In the eICU, a team of physicians and critical care nurses can see all the monitors and other information they would see at a patient’s bedside. They also have “Smart Alert” software that can analyze the data and warn them if a patient’s numbers start a worrisome trend. When an intensivist doesn’t like what’s on the bank of monitors at his workstation, he can spring in to action. He can turn on a camera to visually examine the patient, talk to nurses at the patient’s bedside and assist them in addressing the patient’s needs, and contact the patient’s primary physician for consultation, all while allowing the nurse to continue giving care without distraction.

The eICU is well-integrated into Memorial Hermann’s other patient systems. Intensivists have access to patient lab results, as well as patient images such as X-rays, CT scans, and ultrasounds.

Memorial Hermann signed the deal to buy the system from Baltimore-based VISICU Inc in 2003. The system was scheduled to have reached 100 beds in three hospitals by February, about a year after installation began. By full deployment, scheduled for the end of 2006, the eICU will monitor all 276 acute care beds in the hospital system. Memorial Hermann claims to have the only system of this kind in Texas.

The cost of the eICU—the hardware, software, and network installation—will reach about $6.5 million, Dr Weavind estimates. This does not include the system’s operating costs, the staff’s salaries, or the training required for the eICU staff and the on-site care providers.
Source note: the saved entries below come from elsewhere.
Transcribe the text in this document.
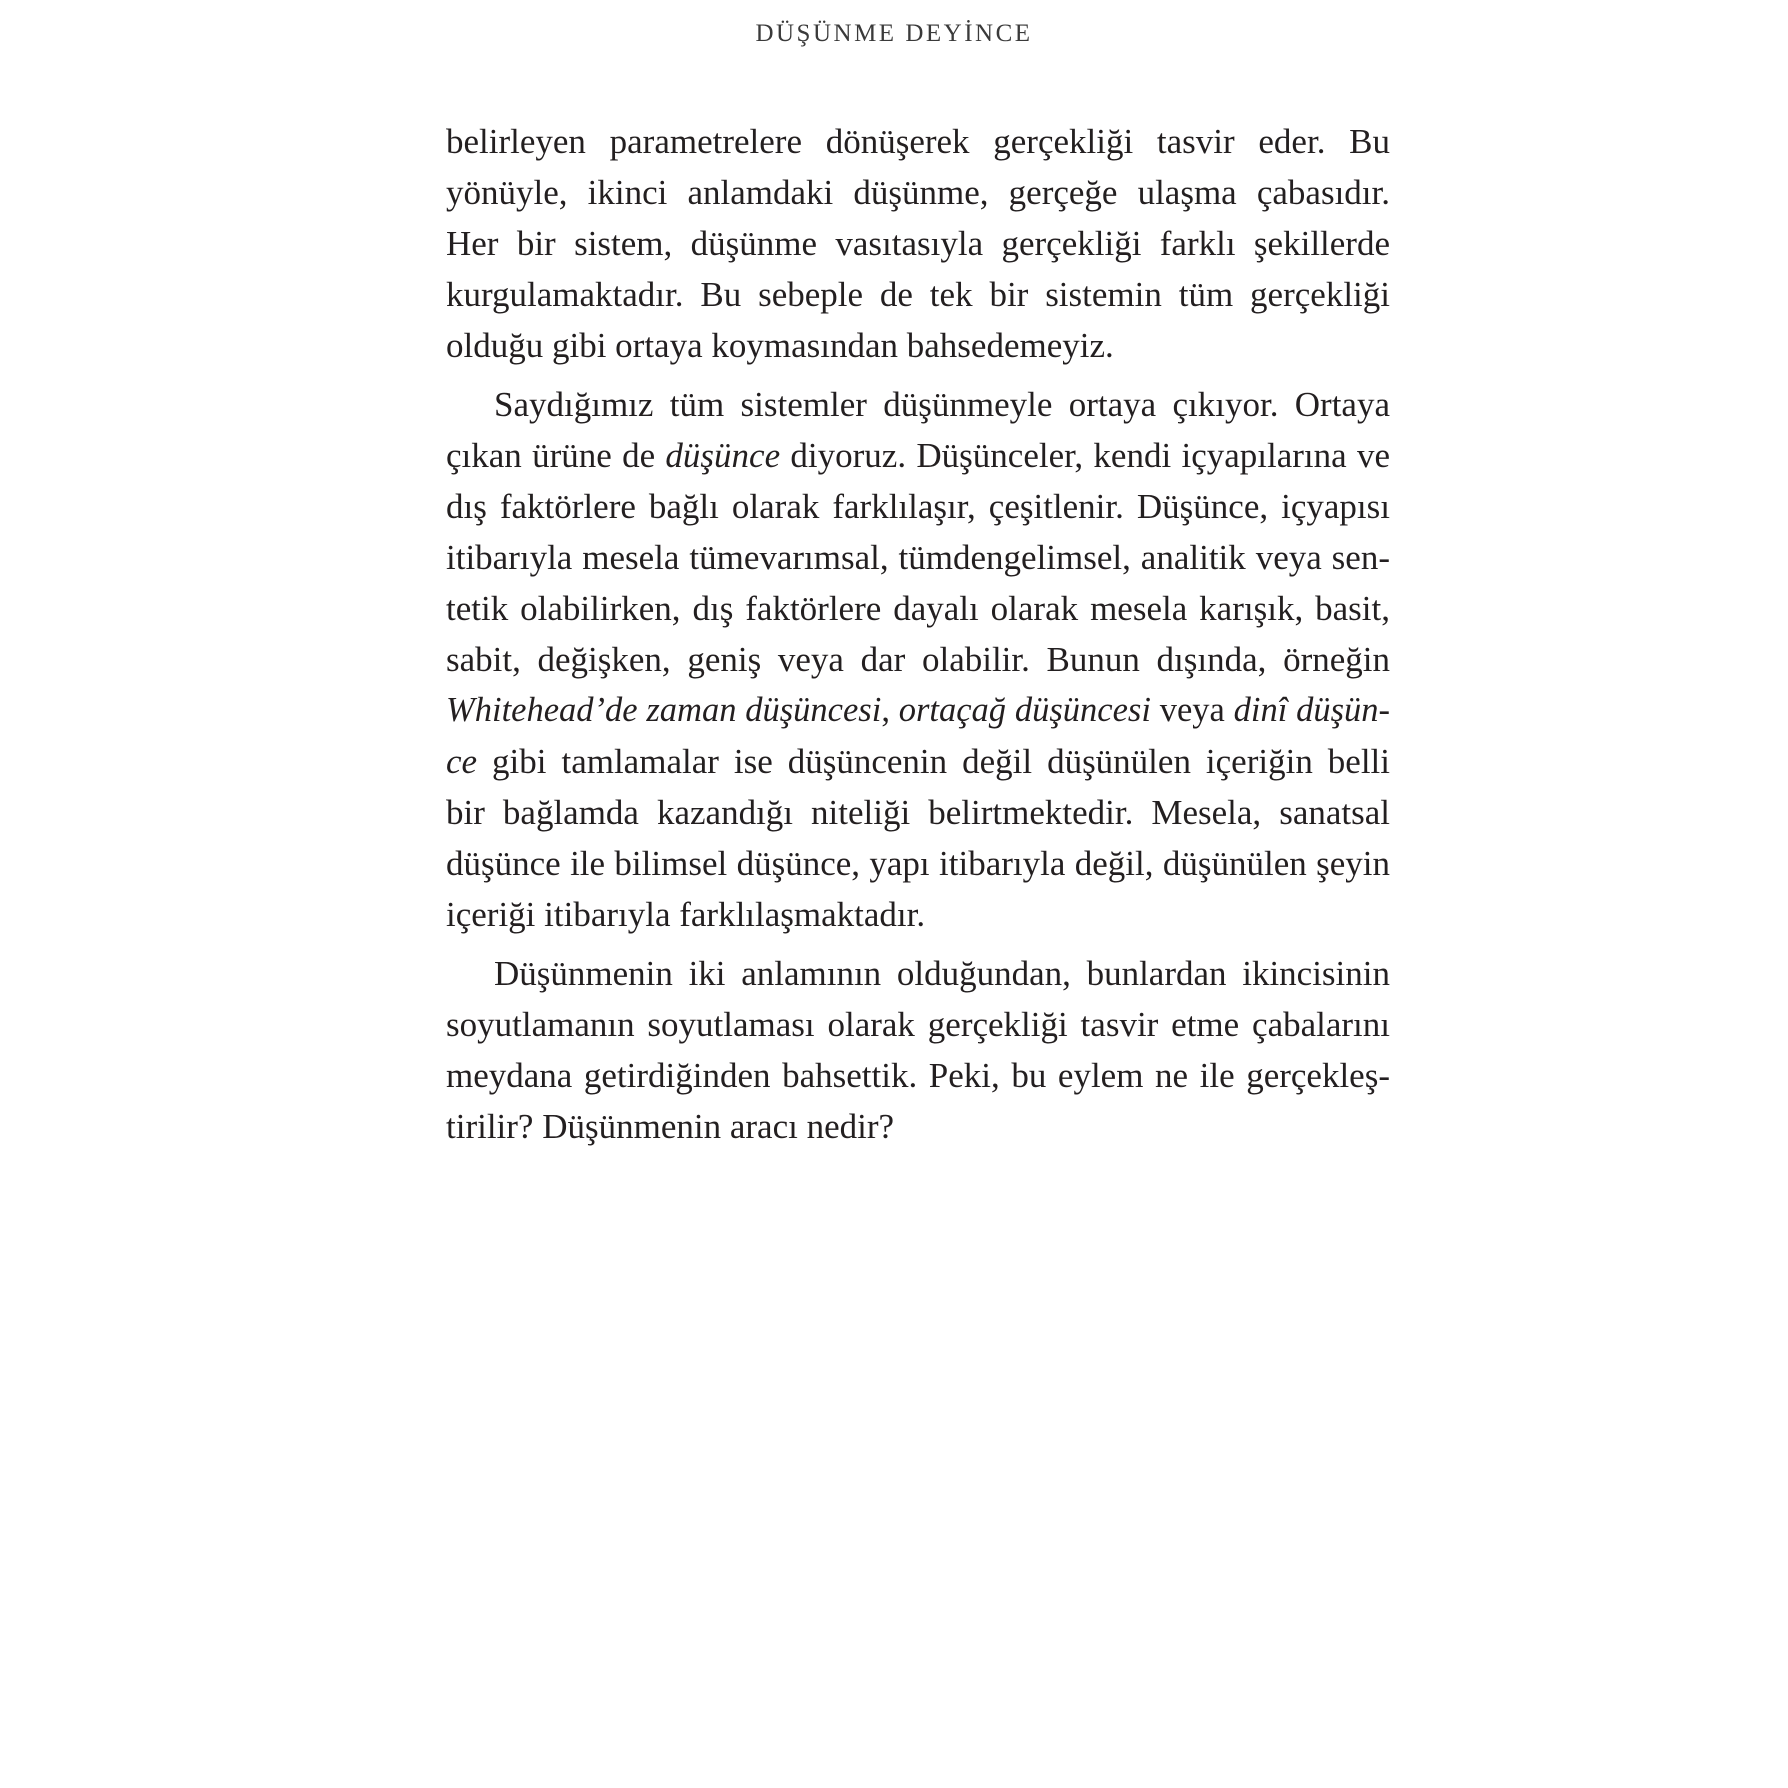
DÜŞÜNME DEYİNCE
belirleyen parametrelere dönüşerek gerçekliği tasvir eder. Bu
yönüyle, ikinci anlamdaki düşünme, gerçeğe ulaşma çabasıdır.
Her bir sistem, düşünme vasıtasıyla gerçekliği farklı şekillerde
kurgulamaktadır. Bu sebeple de tek bir sistemin tüm gerçekliği
olduğu gibi ortaya koymasından bahsedemeyiz.
Saydığımız tüm sistemler düşünmeyle ortaya çıkıyor. Ortaya
çıkan ürüne de düşünce diyoruz. Düşünceler, kendi içyapılarına ve
dış faktörlere bağlı olarak farklılaşır, çeşitlenir. Düşünce, içyapısı
itibarıyla mesela tümevarımsal, tümdengelimsel, analitik veya sen-
tetik olabilirken, dış faktörlere dayalı olarak mesela karışık, basit,
sabit, değişken, geniş veya dar olabilir. Bunun dışında, örneğin
Whitehead’de zaman düşüncesi, ortaçağ düşüncesi veya dinî düşün-
ce gibi tamlamalar ise düşüncenin değil düşünülen içeriğin belli
bir bağlamda kazandığı niteliği belirtmektedir. Mesela, sanatsal
düşünce ile bilimsel düşünce, yapı itibarıyla değil, düşünülen şeyin
içeriği itibarıyla farklılaşmaktadır.
Düşünmenin iki anlamının olduğundan, bunlardan ikincisinin
soyutlamanın soyutlaması olarak gerçekliği tasvir etme çabalarını
meydana getirdiğinden bahsettik. Peki, bu eylem ne ile gerçekleş-
tirilir? Düşünmenin aracı nedir?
Neither physicians nor patients are charged for the system. Instead, Memorial Hermann pays for it as a “patient safety initiative,” Dr Weavind says.

The system has been well worth the cost, based on the “remarkably impressive” anecdotal evidence in the system’s first year, she says. The system seems to be preventing emerging problems from becoming complicated, costly, and even tragic.

For example, Dr Weavind cites how the system has helped physicians diagnose cases of Heparin-induced thrombocytopenia syndrome. The eICU software can display trends in platelet counts graphically, making it easier to see precipitous drops than by looking at rows of numbers. If the platelets drop, physicians have a means to establish an early diagnosis, especially because the software “knows” whether a patient experiencing a platelet drop is taking Heparin. In one case, a patient did not have to lose the limb because the eICU allowed for quick intervention.

Saving an arm—regardless of the cost—is always a good outcome, but it also is good business. “Insurance companies are very wary and looking into secondary adverse events that occur with patients in the ICUs,” Dr Weavind says. “One of the roles of the eICU is to constantly monitor our critically ill patients in an attempt to prevent or ameliorate these adverse events.” That’s worth a try.